Während sich die Regierung müht, das Pensionsantrittsalter über die Grenze von 60 Jahre zu bringen und in Brüssel längst offen über Arbeiten mit 70 diskutiert wird, geht in Wien jeder zweite Landes-und Gemeindebedienstete wegen Dienstunfähigkeit mit kaum 51 Jahren in Pension.
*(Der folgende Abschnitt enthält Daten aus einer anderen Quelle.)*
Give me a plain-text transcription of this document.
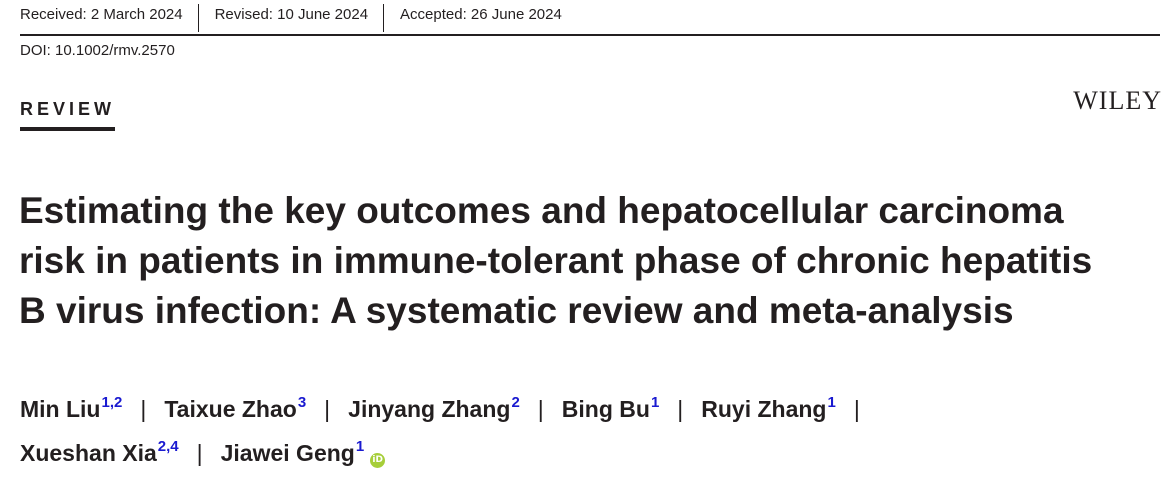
Received: 2 March 2024 Revised: 10 June 2024 Accepted: 26 June 2024
DOI: 10.1002/rmv.2570
REVIEW	WILEY
Estimating the key outcomes and hepatocellular carcinoma
risk in patients in immune-tolerant phase of chronic hepatitis
B virus infection: A systematic review and meta-analysis
Min Liu$^{1,2}$ | Taixue Zhao$^3$ | Jinyang Zhang$^2$ | Bing Bu$^1$ | Ruyi Zhang$^1$ |
Xueshan Xia$^{2,4}$ | Jiawei Geng$^1$
iD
Als ob das nicht genug wäre, brachte kürzlich ein Kontrollamtsbericht zu Tage, dass es die rund 65.000 Bediensteten der Stadt Wien auf durchschnittlich 22,9 Krankenstandstage im Jahr bringen. Das ist nicht viel weniger als ein ganzer Arbeitsmonat, den ein Magistratsmitarbeiter zusätzlich zum Urlaub am Arbeitsplatz fehlt. Dazu kommen mehr als 5.200 Mitarbeiter, die als Langzeitkranke gelten, weil sie mehr als 60 Tage krank gemeldet sind. Um die Zahlen einordnen zu können: Abseits des Wiener Magistrats beträgt die Krankenstandsdauer im Schnitt pro Jahr 12,9 Tage.

Herunterhandeln, Privilegien sichern und mauern, allein schon um die eigene Macht zu festigen und einzuzementieren: Neugebauer und Häupl sind nur zwei Beispiele dafür, wie man in Österreich Machtpolitik macht und wie das kleine Land auch in so einfach erscheinenden Dingen wie Pensionsantrittsalter oder Krankenstand in eine Neidgesellschaft zersplittert wird und die Gerechtigkeit aus dem Lot gerät.

Aber nicht nur das: Sie zeigen auch exemplarisch, warum in diesem Land allerorten in den öffentlichen Haushalten die Finanzen aus den Rudern laufen - und wo wirklich über Gerechtigkeit geredet werden sollte.